L’étape suivante, selon des témoignages concordants, ce sont des humiliations publiques. « En plein open space, ma manager m’a balancé : “Même un enfant de cinq ans ferait mieux”, ou : “Trouve-toi un mec, tu travailles mieux quand tu es en couple !”  », confie Armelle, qui était alors en plein divorce.

« Une humiliation présentée comme une récompense »

Pour Juliette, c’est lors d’un séminaire que la foudre s’abat : « Il y a d’abord eu trois jours de bourrage de crâne durant lesquels nous avons analysé les profils MBTI de chaque membre de l’équipe. L’animatrice me classe introvertie, et devant tout le monde, elle me jette : “On n’est pas dans le monde de Oui-Oui !”, puis elle commence à m’attaquer sur ma personnalité, ma vie privée, avec des réflexions insultantes et sans rapport avec le travail. C’est un coup à se foutre en l’air. »
L’humiliation peut prendre une forme plus insidieuse, avec un autre outil cher à Royal Canin : le « feed-back », consistant à obtenir des retours sur soi de ses collègues. « Un cadeau », martèlent les managers. « On doit aller les chercher et les accepter, sans commenter », explique Juliette pour qui cette méthode s’apparente à « une humiliation présentée comme une récompense ».
Le poids de la responsabilité est transféré sur les salariés qui culpabilisent, sans parvenir à identifier la cause de leur souffrance. Même placée en arrêt maladie et hospitalisée en raison de son burn-out,  Juliette se sent obligée de maintenir le contact avec son équipe et son manager : « Je me disais : "Je n’ai pas le droit de leur faire défaut, je leur appartiens”. Je me sentais coupable. »

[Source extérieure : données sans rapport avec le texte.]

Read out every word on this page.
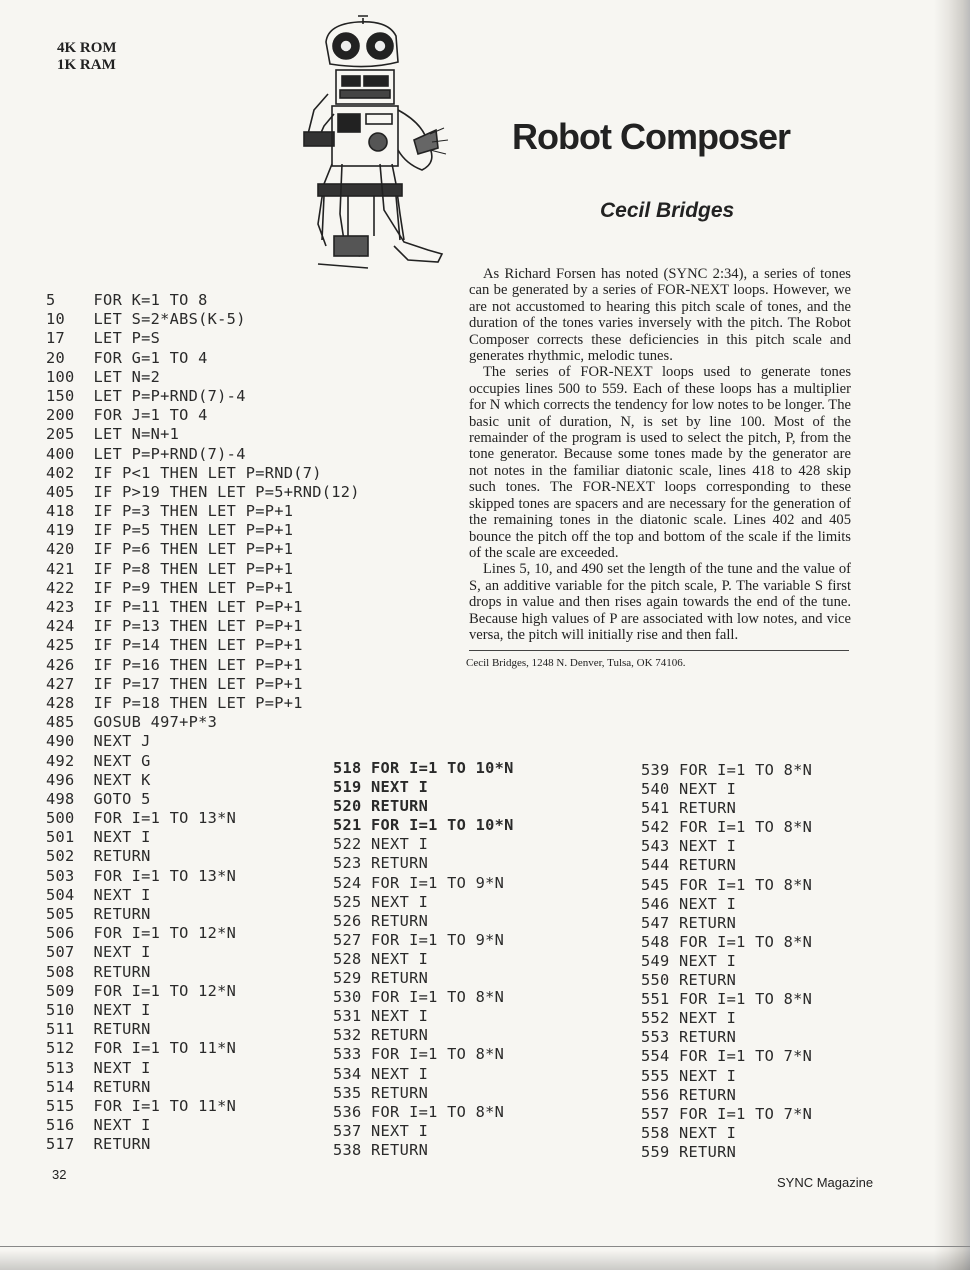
4K ROM
1K RAM
Robot Composer
Cecil Bridges

As Richard Forsen has noted (SYNC 2:34), a series of tones can be generated by a series of FOR-NEXT loops. However, we are not accustomed to hearing this pitch scale of tones, and the duration of the tones varies inversely with the pitch. The Robot Composer corrects these deficiencies in this pitch scale and generates rhythmic, melodic tunes.

The series of FOR-NEXT loops used to generate tones occupies lines 500 to 559. Each of these loops has a multiplier for N which corrects the tendency for low notes to be longer. The basic unit of duration, N, is set by line 100. Most of the remainder of the program is used to select the pitch, P, from the tone generator. Because some tones made by the generator are not notes in the familiar diatonic scale, lines 418 to 428 skip such tones. The FOR-NEXT loops corresponding to these skipped tones are spacers and are necessary for the generation of the remaining tones in the diatonic scale. Lines 402 and 405 bounce the pitch off the top and bottom of the scale if the limits of the scale are exceeded.

Lines 5, 10, and 490 set the length of the tune and the value of S, an additive variable for the pitch scale, P. The variable S first drops in value and then rises again towards the end of the tune. Because high values of P are associated with low notes, and vice versa, the pitch will initially rise and then fall.

Cecil Bridges, 1248 N. Denver, Tulsa, OK 74106.
5    FOR K=1 TO 8
10   LET S=2*ABS(K-5)
17   LET P=S
20   FOR G=1 TO 4
100  LET N=2
150  LET P=P+RND(7)-4
200  FOR J=1 TO 4
205  LET N=N+1
400  LET P=P+RND(7)-4
402  IF P<1 THEN LET P=RND(7)
405  IF P>19 THEN LET P=5+RND(12)
418  IF P=3 THEN LET P=P+1
419  IF P=5 THEN LET P=P+1
420  IF P=6 THEN LET P=P+1
421  IF P=8 THEN LET P=P+1
422  IF P=9 THEN LET P=P+1
423  IF P=11 THEN LET P=P+1
424  IF P=13 THEN LET P=P+1
425  IF P=14 THEN LET P=P+1
426  IF P=16 THEN LET P=P+1
427  IF P=17 THEN LET P=P+1
428  IF P=18 THEN LET P=P+1
485  GOSUB 497+P*3
490  NEXT J
492  NEXT G
496  NEXT K
498  GOTO 5
500  FOR I=1 TO 13*N
501  NEXT I
502  RETURN
503  FOR I=1 TO 13*N
504  NEXT I
505  RETURN
506  FOR I=1 TO 12*N
507  NEXT I
508  RETURN
509  FOR I=1 TO 12*N
510  NEXT I
511  RETURN
512  FOR I=1 TO 11*N
513  NEXT I
514  RETURN
515  FOR I=1 TO 11*N
516  NEXT I
517  RETURN
518 FOR I=1 TO 10*N
519 NEXT I
520 RETURN
521 FOR I=1 TO 10*N
522 NEXT I
523 RETURN
524 FOR I=1 TO 9*N
525 NEXT I
526 RETURN
527 FOR I=1 TO 9*N
528 NEXT I
529 RETURN
530 FOR I=1 TO 8*N
531 NEXT I
532 RETURN
533 FOR I=1 TO 8*N
534 NEXT I
535 RETURN
536 FOR I=1 TO 8*N
537 NEXT I
538 RETURN
539 FOR I=1 TO 8*N
540 NEXT I
541 RETURN
542 FOR I=1 TO 8*N
543 NEXT I
544 RETURN
545 FOR I=1 TO 8*N
546 NEXT I
547 RETURN
548 FOR I=1 TO 8*N
549 NEXT I
550 RETURN
551 FOR I=1 TO 8*N
552 NEXT I
553 RETURN
554 FOR I=1 TO 7*N
555 NEXT I
556 RETURN
557 FOR I=1 TO 7*N
558 NEXT I
559 RETURN
32
SYNC Magazine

Armelle se souvient avoir été au bord du gouffre psychique : « J’entendais des salariés des ressources humaines se moquer des personnes en arrêt maladie pour souffrance au travail. La distorsion était telle entre cette attitude et mes valeurs que j’ai craqué. » « On ressentait une dissonance cognitive entre les cinq principes de Mars et notre réalité apocalyptique », complète Muriel, « détruite » par ses années chez Royal Canin.

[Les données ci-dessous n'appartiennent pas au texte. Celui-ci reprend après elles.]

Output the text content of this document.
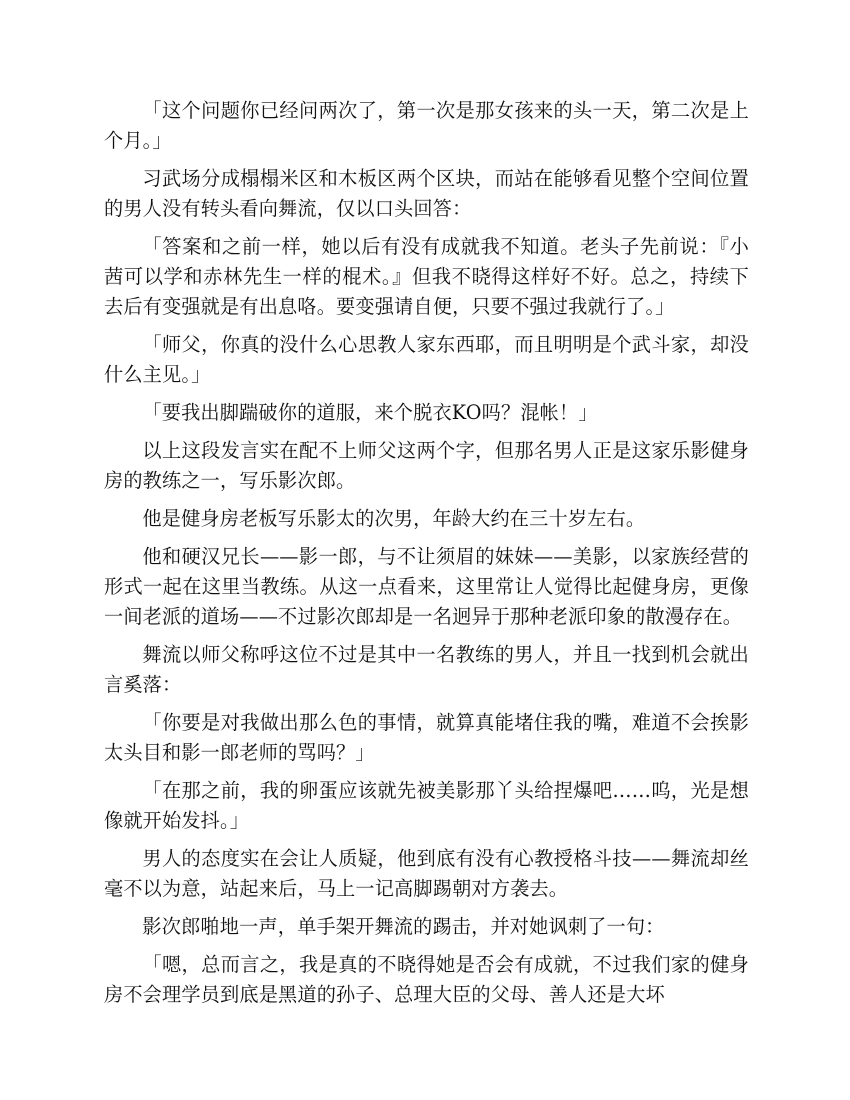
「这个问题你已经问两次了，第一次是那女孩来的头一天，第二次是上个月。」

习武场分成榻榻米区和木板区两个区块，而站在能够看见整个空间位置的男人没有转头看向舞流，仅以口头回答：

「答案和之前一样，她以后有没有成就我不知道。老头子先前说：『小茜可以学和赤林先生一样的棍术。』但我不晓得这样好不好。总之，持续下去后有变强就是有出息咯。要变强请自便，只要不强过我就行了。」

「师父，你真的没什么心思教人家东西耶，而且明明是个武斗家，却没什么主见。」

「要我出脚踹破你的道服，来个脱衣KO吗？混帐！」

以上这段发言实在配不上师父这两个字，但那名男人正是这家乐影健身房的教练之一，写乐影次郎。

他是健身房老板写乐影太的次男，年龄大约在三十岁左右。

他和硬汉兄长——影一郎，与不让须眉的妹妹——美影，以家族经营的形式一起在这里当教练。从这一点看来，这里常让人觉得比起健身房，更像一间老派的道场——不过影次郎却是一名迥异于那种老派印象的散漫存在。

舞流以师父称呼这位不过是其中一名教练的男人，并且一找到机会就出言奚落：

「你要是对我做出那么色的事情，就算真能堵住我的嘴，难道不会挨影太头目和影一郎老师的骂吗？」

「在那之前，我的卵蛋应该就先被美影那丫头给捏爆吧……呜，光是想像就开始发抖。」

男人的态度实在会让人质疑，他到底有没有心教授格斗技——舞流却丝毫不以为意，站起来后，马上一记高脚踢朝对方袭去。

影次郎啪地一声，单手架开舞流的踢击，并对她讽刺了一句：

「嗯，总而言之，我是真的不晓得她是否会有成就，不过我们家的健身房不会理学员到底是黑道的孙子、总理大臣的父母、善人还是大坏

Dernière étape de la mécanique à broyer : la « calibration annuelle ». « Les évaluations étaient devenues des outils pour virer des salariés, raconte un ex-directeur du siège France. Il fallait mettre des “below” à ceux qui étaient dans le viseur. »  « Une calibration below, c’est le blâme avant l’exécution, confirme un salarié. Une année en below, ça va. Deux, c’est au revoir. » Inattendue, injustifiée, la note provoque la sidération : « Mes performances au travail étaient reconnues mais mon “comportement” m’était reproché, se souvient Muriel. Mon manager m’allumait sans arrêt sur mon “manque de visibilité”, me reprochant de ne pas savoir “me vendre” auprès de ses propres managers.»  « Mon manager m’a notée below alors que j’avais atteint mes objectifs et avais toujours été très bien notée, relate Mélanie. Pour se justifier, il s’est dit “déçu à titre personnel”. J’ai tout lâché, fondu en larmes, je n’arrivais plus à dire un mot, à bouger. Une collègue m’a apporté mes affaires et je suis partie. Je n’ai plus jamais été capable de remettre les pieds dans l’entreprise. »

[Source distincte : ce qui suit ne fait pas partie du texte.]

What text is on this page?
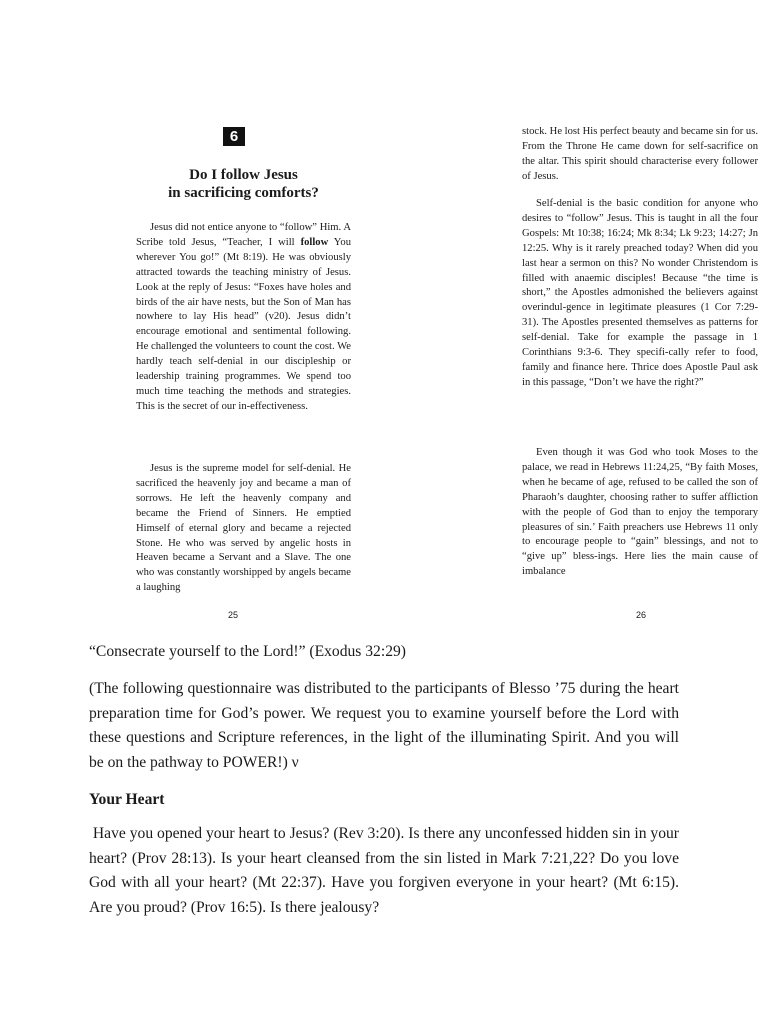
6
Do I follow Jesus
in sacrificing comforts?

Jesus did not entice anyone to “follow” Him. A Scribe told Jesus, “Teacher, I will follow You wherever You go!” (Mt 8:19). He was obviously attracted towards the teaching ministry of Jesus. Look at the reply of Jesus: “Foxes have holes and birds of the air have nests, but the Son of Man has nowhere to lay His head” (v20). Jesus didn’t encourage emotional and sentimental following. He challenged the volunteers to count the cost. We hardly teach self-denial in our discipleship or leadership training programmes. We spend too much time teaching the methods and strategies. This is the secret of our in-effectiveness.

Jesus is the supreme model for self-denial. He sacrificed the heavenly joy and became a man of sorrows. He left the heavenly company and became the Friend of Sinners. He emptied Himself of eternal glory and became a rejected Stone. He who was served by angelic hosts in Heaven became a Servant and a Slave. The one who was constantly worshipped by angels became a laughing

25

stock. He lost His perfect beauty and became sin for us. From the Throne He came down for self-sacrifice on the altar. This spirit should characterise every follower of Jesus.

Self-denial is the basic condition for anyone who desires to “follow” Jesus. This is taught in all the four Gospels: Mt 10:38; 16:24; Mk 8:34; Lk 9:23; 14:27; Jn 12:25. Why is it rarely preached today? When did you last hear a sermon on this? No wonder Christendom is filled with anaemic disciples! Because “the time is short,” the Apostles admonished the believers against overindul-gence in legitimate pleasures (1 Cor 7:29-31). The Apostles presented themselves as patterns for self-denial. Take for example the passage in 1 Corinthians 9:3-6. They specifi-cally refer to food, family and finance here. Thrice does Apostle Paul ask in this passage, “Don’t we have the right?”

Even though it was God who took Moses to the palace, we read in Hebrews 11:24,25, “By faith Moses, when he became of age, refused to be called the son of Pharaoh’s daughter, choosing rather to suffer affliction with the people of God than to enjoy the temporary pleasures of sin.’ Faith preachers use Hebrews 11 only to encourage people to “gain” blessings, and not to “give up” bless-ings. Here lies the main cause of imbalance

26

“Consecrate yourself to the Lord!” (Exodus 32:29)

(The following questionnaire was distributed to the participants of Blesso ’75 during the heart preparation time for God’s power. We request you to examine yourself before the Lord with these questions and Scripture references, in the light of the illuminating Spirit. And you will be on the pathway to POWER!) ν

Your Heart

Have you opened your heart to Jesus? (Rev 3:20). Is there any unconfessed hidden sin in your heart? (Prov 28:13). Is your heart cleansed from the sin listed in Mark 7:21,22? Do you love God with all your heart? (Mt 22:37). Have you forgiven everyone in your heart? (Mt 6:15). Are you proud? (Prov 16:5). Is there jealousy?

Au niveau national et mondial, Royal Canin conserve une très belle image, associée à l’innovation et l’engagement pour le bien-être des animaux. Mais localement, la vitrine se fissure. « Les professionnels de santé en parlent, ils ont repéré le problème », affirme une salariée. D’après nos informations, la préfecture de région est également au fait des procédures de l’inspection du travail et du nombre considérable de maladies professionnelles. En 2023, le préfet aurait d’ailleurs renoncé à visiter le campus d’Aimargues en raison de « fortes réserves » remontées jusqu’à ses services.